Q: What is the Turkish equivalent of hereditary spastic paraplegia 48?

The Turkish equivalent of hereditary spastic paraplegia 48 is Kalıtsal spastik parapleji tip 48.

Kalıtsal spastik parapleji tip 48 / hereditary spastic paraplegia 48

The type of hereditary spastic paraplegia 48 is a rare neurodegenerative disease characterized by progressive spasticity and weakness in lower limbs. Otozomal shows resessive transition and usually begins during childhood or puberty. The disease is caused by mutations in the APSZ1 gene and leads to degeneration of corticosteroid roads.
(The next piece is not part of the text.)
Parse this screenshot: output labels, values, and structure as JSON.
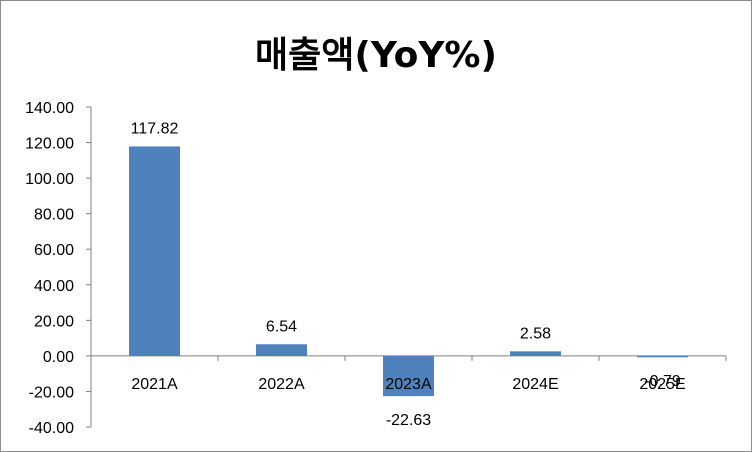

In addition, additional neurological findings such as mild cognitive backrest or peripheral neuropathic in some cases can also be seen.

Turkish

🇹🇷 Kalıtsal spastik parapleji tip 48

English

🇬🇧 hereditary spastic paraplegia 48

Disease Definition

🔬 Disease Definition

Herediter spastik parapleji tip 48 (HSP48), AP5Z1 genindeki mutasyonlardan kaynaklanan, otozomal resesif geçişli, alt ekstremitelerde ilerleyici spastisite ve güçsüzlük ile karakterize nadir bir nörodejeneratif hastalıktır.

🧬 Causes & Risk Factors

AP5Z1 genindeki (kromozom 7p22.1) biallelik mutasyonlar, adaptör protein kompleksi 5'in (AP-5) işlevini bozarak endozomal yolağı etkiler ve motor nöron dejenerasyonuna yol açar.

🩺 Symptoms & Signs

Genellikle çocukluk veya ergenlikte başlayan, yürüme güçlüğü, bacaklarda spastisite, hiperrefleksi, ekstansör plantar yanıt, distal kas güçsüzlüğü, hafif duyu kaybı ve bazı vakalarda mesane disfonksiyonu.

📋 Diagnostic Methods

Klinik değerlendirme, aile öyküsü, nörolojik muayene, manyetik rezonans görüntüleme (MRG) ve AP5Z1 geninin hedefli genetik testi ile doğrulanır.

💊 Treatment Options

Spesifik bir tedavisi yoktur; semptomatik yönetim: fizik tedavi, spastisite için baklofen veya botulinum toksini, ortez kullanımı ve mesane sorunları için antikolinerjikler.

⚠️ Complications

İlerleyici mobilite kaybı, kontraktürler, düşme riski, kronik ağrı, yorgunluk ve psikososyal etkiler.

Frequently Asked Questions

❓ What is Kalıtsal spastik parapleji tip 48?

Kalıtsal spastik parapleji tip 48; the type of hereditary spastic paraplegia 48 is a rare neurodegenerative disease characterized by progressive spasticity and weakness in lower limbs. Otozomal shows resessive transition and usually begins during childhood or puberty. The disease is caused by mutations in the APSZ1 gene and leads to degeneration of corticosteroid roads. In addition, additional neurological findings such as mild cognitive backrest or peripheral neuropathic in some cases can also be seen.

❓ What is hereditary spastic paraplegia 48 in Turkish?

The Turkish equivalent of "hereditary spastic paraplegia 48" is Kalıtsal spastik parapleji tip 48.

❓ Which medical field is Kalıtsal spastik parapleji tip 48 related to?

This term belongs to the Diseases category.